The passing based game-plan isn’t working? Reid’s solution was typically to pass the ball even more, in hope that the offense would “find it’s rhythm.” Other coaches might try having their athletic running quarterback roll out, or maybe even commit to a running attack. But that wasn’t Andy Reid’s style.
It’s telling that earlier this week, former player Jeremiah Trotter came out and said that Reid sucked as a game day coach.
Reid also seemed convinced that every quarterback should play the same way. Reid’s former job was as the Packers’ quarterback coach where he worked with Brett Favre. This seemed to cement in his mind that every quarterback needed to play like Favre.
Is the quarterback athletic and strong armed like McNabb or Michael Vick? Turn him into Favre! It was telling that the less these quarterbacks looked to use their legs, the less effective the Eagles offense became.
The great Drew Magary pointed out that most NFL coaches aren’t very good at clock management, and that it shouldn’t be held against a coach when he made mistakes.
Then again, most NFL coaches didn’t oversee an offense that took an eternity to move down the field while trailing by two scores in the Super Bowl. That slow drive made quite the impression on people.

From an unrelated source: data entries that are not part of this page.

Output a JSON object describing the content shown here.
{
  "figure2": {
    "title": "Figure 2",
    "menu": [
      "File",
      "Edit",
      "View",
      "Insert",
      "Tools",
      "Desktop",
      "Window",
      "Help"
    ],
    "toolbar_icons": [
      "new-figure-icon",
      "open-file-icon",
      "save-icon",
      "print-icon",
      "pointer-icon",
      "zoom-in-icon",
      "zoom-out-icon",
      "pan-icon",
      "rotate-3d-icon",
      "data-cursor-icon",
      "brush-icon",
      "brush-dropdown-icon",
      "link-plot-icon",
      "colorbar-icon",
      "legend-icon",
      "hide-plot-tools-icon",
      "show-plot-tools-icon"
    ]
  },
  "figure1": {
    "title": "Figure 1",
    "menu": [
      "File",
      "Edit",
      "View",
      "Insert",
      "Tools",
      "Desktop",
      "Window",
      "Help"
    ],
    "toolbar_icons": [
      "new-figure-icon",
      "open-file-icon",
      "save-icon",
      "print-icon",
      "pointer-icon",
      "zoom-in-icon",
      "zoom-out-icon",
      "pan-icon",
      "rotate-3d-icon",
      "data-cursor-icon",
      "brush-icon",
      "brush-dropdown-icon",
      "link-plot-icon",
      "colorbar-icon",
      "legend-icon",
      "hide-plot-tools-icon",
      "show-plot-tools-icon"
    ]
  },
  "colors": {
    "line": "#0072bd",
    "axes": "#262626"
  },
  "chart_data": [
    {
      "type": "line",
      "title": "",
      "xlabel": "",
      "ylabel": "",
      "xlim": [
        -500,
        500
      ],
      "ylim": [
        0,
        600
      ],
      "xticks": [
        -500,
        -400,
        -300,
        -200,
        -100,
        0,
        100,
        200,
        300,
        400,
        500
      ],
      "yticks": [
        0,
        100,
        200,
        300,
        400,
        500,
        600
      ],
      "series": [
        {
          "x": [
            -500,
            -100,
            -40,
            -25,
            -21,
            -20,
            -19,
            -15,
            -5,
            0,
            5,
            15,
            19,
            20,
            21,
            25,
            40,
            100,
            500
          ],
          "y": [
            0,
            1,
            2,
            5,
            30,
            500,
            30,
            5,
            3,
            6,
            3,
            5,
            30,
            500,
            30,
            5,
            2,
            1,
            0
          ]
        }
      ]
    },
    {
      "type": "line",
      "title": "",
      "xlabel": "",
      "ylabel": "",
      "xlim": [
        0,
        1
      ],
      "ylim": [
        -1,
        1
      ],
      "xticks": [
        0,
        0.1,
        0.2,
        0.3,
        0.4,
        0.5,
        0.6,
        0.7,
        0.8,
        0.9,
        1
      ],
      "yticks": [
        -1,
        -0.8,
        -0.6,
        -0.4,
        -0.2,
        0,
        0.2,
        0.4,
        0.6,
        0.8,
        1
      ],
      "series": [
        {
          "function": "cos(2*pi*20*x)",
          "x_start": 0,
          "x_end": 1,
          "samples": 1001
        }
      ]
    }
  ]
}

The Eagles had about fifty assistant coaches under Reid. You’re telling me that they couldn’t have hired a guy to handle clock management? This guy wouldn’t have anything to do except worry about when to call timeout and when the team would be best served running the ball in order to use up the clock. And despite everything that goes on in the game, Reid would know to listen to this man above all else in the last few minutes of each half.
My biggest pet peeve is when the Eagles call timeout because the play clock is about to expire, especially if it comes in a non-crucial game situation.
First off, this should never happen because the play should be signaled to the quarterback in well in advance, and the offensive personnel should be trained on how to get set up in plenty of time. The quarterback should also be made to understand that timeouts are precious and should be used sparingly.
If it’s 2nd-and-8 from the 45 yard line midway through the third quarter, it would probably be preferable to take a five yard penalty rather than burning a timeout. Those five yards probably won’t make much of a difference in the game. But that timeout very well could.
Thankfully, the next time a Reid-coached team does something like that, it won’t be my problem. Reid is now Kansas City’s problem.
Maybe he’ll learn from his mistakes and deliver the Chiefs the Super Bowl title that eluded him here. Maybe the team will eventually give him players so good that even he can’t screw it up. Personally, I hope that he fails. (Sorry if this sounds bitter, but why would I want a coach who failed to win for my team succeed for another?)
Regardless of who the next Eagles coach is (My preference is Broncos offensive coordinator Mike McCoy) at least this gives me some optimism heading into next year.
Mrs. Cutter didn’t believe me when I said I would give up my fandom if they brought Reid back, but I was fully prepared to do so. After twelve years, I couldn’t take any more of the same mistakes, the same weak explanations for the team’s failures, and the same despondent feeling when the Eagles were eliminated from contention.
While the next coach likely won’t meet the same success that Reid did, at least there will be hope that things will be different. There will be hope that the coach might be able to make adjustments. There will be hope that the team will be able to bring in NFL-caliber players in the draft. There will be hope that the coach won’t get out coached in big games, and finally be able to win a Super Bowl.
As an Eagles fan, that hope is all I’ve got left.